Being an elite controller might not be good for you. Another presentation at the IAS cure symposium found that HIV responses in elite controllers were characterised by increased activation of virus-fighting proteins such as interferon alpha which, as anyone who has taken it as hepatitis C treatment knows, creates symptoms of its own.6 Another found high levels of a second immunomodulator with known harmful effects called galectin 9.7 Elite controllers don’t just experience physical malaise: it had already been shown that they have higher levels of cardiovascular disease than average, similar to other people with HIV not on ART.8
The VISCONTI researchers found that the viral control seen in their patients (and the Mississippi baby) had almost an opposite explanation from that seen in the majority of elite controllers, whose immune cells tended to be rather unresponsive to HIV. Infection spread slowly through the body, which allowed the immune system time to recognise HIV and mount a vigilant response to it.

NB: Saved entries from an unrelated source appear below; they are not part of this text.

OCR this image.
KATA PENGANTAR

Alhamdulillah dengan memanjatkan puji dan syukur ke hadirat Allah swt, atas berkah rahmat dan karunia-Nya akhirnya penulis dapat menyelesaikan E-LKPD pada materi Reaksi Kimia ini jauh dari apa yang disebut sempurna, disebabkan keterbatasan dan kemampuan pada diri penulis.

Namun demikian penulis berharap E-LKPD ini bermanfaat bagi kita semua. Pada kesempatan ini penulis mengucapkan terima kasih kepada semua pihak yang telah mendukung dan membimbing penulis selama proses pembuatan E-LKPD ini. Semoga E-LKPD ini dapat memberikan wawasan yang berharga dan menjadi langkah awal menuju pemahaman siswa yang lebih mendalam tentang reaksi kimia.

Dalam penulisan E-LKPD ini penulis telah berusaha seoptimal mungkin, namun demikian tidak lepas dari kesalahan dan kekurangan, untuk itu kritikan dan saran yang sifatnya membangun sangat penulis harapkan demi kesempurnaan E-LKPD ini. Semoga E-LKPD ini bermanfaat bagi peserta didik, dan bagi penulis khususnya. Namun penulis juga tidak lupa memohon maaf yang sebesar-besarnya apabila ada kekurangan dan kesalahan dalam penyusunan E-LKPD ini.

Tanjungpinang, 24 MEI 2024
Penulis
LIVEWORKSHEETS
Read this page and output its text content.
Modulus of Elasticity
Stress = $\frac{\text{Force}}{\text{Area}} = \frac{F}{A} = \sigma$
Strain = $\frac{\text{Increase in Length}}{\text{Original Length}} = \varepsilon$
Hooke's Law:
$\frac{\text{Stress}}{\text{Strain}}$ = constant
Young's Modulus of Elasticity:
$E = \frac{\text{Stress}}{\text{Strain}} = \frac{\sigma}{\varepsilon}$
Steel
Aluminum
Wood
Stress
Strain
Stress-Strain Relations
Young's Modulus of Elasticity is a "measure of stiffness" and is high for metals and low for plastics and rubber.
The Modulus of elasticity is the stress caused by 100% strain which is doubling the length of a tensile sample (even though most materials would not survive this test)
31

In contrast, the VISCONTI patients’ immune cells were unusually sensitive to HIV infection and their acute HIV infection period was characterised by high viral load. HIV invaded so fast, it gave their immune systems no time to react. Normally, this would result in the body being ‘seeded’ with a large reservoir of HIV-infected CD4 cells that would start pumping out virus as soon as viral suppression with ART was removed.
The theory goes that, if ART is started quickly enough and maintained for long enough, the viral reservoir remains small. In normal HIV infection, even in people on ART, residual HIV - burning away like a pilot light - remains; as soon as ART is removed it ‘lights the fire’ again, stimulating cells into producing a new burst of HIV.
In the VISCONTI patients, on the other hand, there was so little HIV around that, when ART was taken away, the immune system – which, remember, had never been given time to ‘recognise’ HIV – simply acted as if it was not there at all.